From the Junior School head's desk: 5 May 2023

Sarah Warner

The Trinity term is here and my impression, after touring the campus on Wednesday, is that the children and staff are glad to be back. I had an opportunity to see all the girls and teachers from Grade 0 to 7 in our first assembly of the term – something I relish, despite the physical challenges of accommodating all of us in the Senior Primary hall – and to reflect on the remarkable journey that Junior School represents.

Another remarkable journey (one we spent time discussing in our assembly) was the one undertaken and recently completed by South African skipper, Kirsten Neuschäfer, for roughly eight months, around the world.

Neuschäfer was the only woman out of 16 entrants who set sail from Les Sables d’Olonne on the French coast on 4 September 2022, and she is the first woman, and South African, to win the Golden Globe Race, which is in its third iteration.

The competition, a retro sailing experience, “tries to emulate the conditions of the original 1968-69 race, when [British sailor] Robin Knox-Johnston relied purely on compass, sextant, speed log and dead-reckoning to become the first person to sail single-handed nonstop round the world. So no GPS, no autopilot, no internet weather forecasts and no boat longer than 36 feet” (Stephen Venables, “The unlikely new star of round-the-world sailing” in The Financial Times, April 22 2023). Or, in Neuschäfer’s characteristically measured words, this race is “not about having the latest technology: there is still a huge element of the unknown, a sense of adventure and a big element of luck.”

Neuschäfer has several years of delivering yachts and crewing and skippering on expedition boats in Arctic and Antarctic waters behind her, but she is unknown in the world of professional race sailing. She is also no stranger to embarking on adventures that bring with them “a huge element of the unknown”: at the age of 22, she made a 9000-mile bicycle trip from Morocco to the Cape of Good Hope on her own, despite strenuous warnings not to, and what she chooses to remember of this time is “the endless kindness of strangers”.

She has many qualities that make her a good role model for girls: she is resolute, modest, and hardy and she has the courage of her convictions. She also likes to dream big, confront her fears and take risks, of the calculated variety. It’s difficult not to admire her pluck; well-travelled epithets like resilient, brave, and humble attach to her in interviews and articles, and her broad smile and warmth on camera could make her a poster girl for intrepid adventure and girl power.

Watching Neuschäfer give interviews before the race, her desire to represent herself, her motives and intentions, accurately and sincerely, is apparent. She chooses her words carefully, makes it clear that she is more interested in being a good skipper than a good woman skipper; also, that she intends to win the race. She is grateful for her mother’s support, which is of the practical, rolling-up-your-sleeves and working-on-the-boat kind, and she is not above asking others for help. She relates to her boat, Minnehaha, as a person and shares the credit for winning the race squarely with the 36-foot vessel that partnered her on her epic journey.

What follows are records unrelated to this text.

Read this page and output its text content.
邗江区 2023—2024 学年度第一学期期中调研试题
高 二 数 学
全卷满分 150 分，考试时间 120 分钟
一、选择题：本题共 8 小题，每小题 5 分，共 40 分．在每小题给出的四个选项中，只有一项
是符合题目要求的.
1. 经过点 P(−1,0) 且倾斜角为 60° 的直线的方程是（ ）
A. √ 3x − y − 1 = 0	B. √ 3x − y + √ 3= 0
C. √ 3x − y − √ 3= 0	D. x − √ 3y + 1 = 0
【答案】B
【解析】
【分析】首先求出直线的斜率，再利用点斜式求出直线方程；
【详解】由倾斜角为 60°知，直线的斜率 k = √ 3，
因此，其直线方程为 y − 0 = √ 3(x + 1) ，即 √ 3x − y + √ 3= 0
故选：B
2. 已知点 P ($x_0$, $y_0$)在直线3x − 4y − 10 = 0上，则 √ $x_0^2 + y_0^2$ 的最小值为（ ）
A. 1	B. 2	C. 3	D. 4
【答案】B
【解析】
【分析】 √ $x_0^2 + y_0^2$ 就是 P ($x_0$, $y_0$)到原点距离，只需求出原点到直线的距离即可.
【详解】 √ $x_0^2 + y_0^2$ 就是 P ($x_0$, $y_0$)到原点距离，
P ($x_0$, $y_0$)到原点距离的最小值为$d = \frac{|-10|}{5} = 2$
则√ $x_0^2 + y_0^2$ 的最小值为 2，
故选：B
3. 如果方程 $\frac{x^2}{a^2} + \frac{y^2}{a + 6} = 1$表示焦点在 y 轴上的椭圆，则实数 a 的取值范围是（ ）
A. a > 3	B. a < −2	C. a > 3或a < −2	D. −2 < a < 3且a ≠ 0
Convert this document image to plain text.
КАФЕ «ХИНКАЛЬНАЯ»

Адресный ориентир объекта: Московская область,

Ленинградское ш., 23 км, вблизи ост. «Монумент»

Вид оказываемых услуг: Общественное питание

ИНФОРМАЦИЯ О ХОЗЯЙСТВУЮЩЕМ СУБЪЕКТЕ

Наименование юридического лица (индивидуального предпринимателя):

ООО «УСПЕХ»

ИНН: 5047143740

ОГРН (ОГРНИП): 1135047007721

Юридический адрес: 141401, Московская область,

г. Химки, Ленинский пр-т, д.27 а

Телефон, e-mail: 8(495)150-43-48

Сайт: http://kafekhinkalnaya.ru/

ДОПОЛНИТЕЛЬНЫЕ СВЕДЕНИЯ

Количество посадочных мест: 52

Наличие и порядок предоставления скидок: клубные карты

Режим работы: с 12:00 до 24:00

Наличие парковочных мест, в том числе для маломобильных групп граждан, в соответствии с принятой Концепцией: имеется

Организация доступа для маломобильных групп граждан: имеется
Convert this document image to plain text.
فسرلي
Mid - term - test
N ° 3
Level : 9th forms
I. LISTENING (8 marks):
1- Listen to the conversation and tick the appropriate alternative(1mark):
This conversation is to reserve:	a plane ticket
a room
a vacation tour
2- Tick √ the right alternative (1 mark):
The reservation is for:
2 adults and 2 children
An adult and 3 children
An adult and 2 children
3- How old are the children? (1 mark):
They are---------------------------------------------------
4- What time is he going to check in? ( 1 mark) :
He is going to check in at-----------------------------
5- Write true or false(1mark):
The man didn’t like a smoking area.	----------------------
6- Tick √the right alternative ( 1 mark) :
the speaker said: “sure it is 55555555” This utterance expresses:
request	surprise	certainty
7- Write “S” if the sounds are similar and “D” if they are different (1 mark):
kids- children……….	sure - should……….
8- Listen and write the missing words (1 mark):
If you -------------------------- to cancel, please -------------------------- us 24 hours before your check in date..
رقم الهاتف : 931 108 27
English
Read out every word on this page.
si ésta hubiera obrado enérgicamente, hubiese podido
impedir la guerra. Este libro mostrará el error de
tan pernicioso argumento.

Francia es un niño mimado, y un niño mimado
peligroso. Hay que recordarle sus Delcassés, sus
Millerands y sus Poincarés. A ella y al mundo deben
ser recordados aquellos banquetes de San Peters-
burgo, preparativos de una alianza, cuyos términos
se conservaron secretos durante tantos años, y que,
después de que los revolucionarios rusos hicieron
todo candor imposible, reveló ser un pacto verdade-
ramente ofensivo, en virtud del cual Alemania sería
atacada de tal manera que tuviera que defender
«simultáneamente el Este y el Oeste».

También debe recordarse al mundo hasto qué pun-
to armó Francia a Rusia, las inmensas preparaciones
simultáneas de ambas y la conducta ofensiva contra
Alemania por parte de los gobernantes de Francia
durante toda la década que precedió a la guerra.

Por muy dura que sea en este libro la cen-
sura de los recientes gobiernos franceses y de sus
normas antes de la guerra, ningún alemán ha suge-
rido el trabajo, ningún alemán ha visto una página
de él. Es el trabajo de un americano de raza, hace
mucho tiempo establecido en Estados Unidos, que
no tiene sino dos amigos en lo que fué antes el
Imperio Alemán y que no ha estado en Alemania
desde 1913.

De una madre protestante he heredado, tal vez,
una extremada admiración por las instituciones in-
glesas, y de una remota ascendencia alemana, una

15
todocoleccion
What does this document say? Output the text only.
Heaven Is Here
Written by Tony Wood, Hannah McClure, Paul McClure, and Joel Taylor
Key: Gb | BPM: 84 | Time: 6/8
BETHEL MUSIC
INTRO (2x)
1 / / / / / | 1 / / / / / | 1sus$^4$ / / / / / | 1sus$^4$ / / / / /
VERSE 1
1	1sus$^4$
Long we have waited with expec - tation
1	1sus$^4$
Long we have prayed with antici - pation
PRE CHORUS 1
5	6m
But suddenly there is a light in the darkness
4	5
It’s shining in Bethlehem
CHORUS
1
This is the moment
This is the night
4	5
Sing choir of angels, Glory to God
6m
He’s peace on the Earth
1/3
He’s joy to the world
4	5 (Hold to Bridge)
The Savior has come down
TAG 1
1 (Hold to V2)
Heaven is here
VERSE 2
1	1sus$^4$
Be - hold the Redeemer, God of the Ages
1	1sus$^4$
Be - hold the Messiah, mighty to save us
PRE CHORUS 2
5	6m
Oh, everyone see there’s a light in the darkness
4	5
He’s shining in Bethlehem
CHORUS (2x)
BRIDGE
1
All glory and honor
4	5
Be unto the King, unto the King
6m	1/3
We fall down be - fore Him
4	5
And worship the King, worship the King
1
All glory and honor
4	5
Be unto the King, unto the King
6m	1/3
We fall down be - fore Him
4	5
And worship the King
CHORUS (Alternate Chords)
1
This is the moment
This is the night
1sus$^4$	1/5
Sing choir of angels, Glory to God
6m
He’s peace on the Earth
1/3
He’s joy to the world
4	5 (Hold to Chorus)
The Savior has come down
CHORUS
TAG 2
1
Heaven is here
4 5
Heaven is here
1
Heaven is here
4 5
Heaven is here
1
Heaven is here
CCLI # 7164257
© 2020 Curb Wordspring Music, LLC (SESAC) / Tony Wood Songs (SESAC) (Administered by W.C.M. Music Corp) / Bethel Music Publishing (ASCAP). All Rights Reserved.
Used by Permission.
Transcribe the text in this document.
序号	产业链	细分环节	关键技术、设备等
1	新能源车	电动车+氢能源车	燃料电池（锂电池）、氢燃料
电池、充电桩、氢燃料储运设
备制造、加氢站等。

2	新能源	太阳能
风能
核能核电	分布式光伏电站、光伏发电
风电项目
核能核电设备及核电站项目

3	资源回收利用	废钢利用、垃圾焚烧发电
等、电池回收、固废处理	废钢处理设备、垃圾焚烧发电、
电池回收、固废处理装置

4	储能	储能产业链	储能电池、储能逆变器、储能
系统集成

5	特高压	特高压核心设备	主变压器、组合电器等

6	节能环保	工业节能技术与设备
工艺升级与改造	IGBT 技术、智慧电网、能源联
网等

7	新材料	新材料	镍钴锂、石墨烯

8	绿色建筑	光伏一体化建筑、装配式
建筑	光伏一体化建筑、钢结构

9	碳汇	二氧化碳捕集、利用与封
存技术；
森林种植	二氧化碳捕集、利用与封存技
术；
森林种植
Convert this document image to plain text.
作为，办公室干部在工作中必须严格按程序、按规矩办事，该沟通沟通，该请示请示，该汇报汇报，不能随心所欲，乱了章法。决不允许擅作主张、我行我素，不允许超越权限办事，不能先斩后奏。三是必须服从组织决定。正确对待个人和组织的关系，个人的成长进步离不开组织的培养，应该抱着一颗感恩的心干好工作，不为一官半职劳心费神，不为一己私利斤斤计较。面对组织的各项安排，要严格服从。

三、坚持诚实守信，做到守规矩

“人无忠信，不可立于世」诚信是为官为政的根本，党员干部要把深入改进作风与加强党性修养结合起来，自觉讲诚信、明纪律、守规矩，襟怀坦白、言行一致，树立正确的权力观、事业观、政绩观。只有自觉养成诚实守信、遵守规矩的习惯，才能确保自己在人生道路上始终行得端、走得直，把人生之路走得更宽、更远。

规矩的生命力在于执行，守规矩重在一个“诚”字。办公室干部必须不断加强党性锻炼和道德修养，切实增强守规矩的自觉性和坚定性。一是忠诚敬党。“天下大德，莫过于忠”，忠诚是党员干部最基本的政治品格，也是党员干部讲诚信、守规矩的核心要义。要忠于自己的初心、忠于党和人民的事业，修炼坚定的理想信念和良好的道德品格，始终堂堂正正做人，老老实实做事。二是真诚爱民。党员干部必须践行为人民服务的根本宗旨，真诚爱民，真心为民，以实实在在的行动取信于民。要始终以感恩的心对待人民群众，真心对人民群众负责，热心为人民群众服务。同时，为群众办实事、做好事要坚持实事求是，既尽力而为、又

Viewing the victory video created by the race organisers with the girls and listening to them spontaneously and cheerily sing along to the catchy jingle composed for the occasion (https://goldengloberace.com/), two things played on my mind: Neuschäfer’s “scary but intruguing” reflection on eternity: that she sometimes dropped sail, lashed the helm over to one side, swam away from the boat and thought about the Minnehaha sailing away; also, her decision to sleep aboard the boat even on the night she finished the race and reached land.


Winning, it seems, might not be as simple as we think.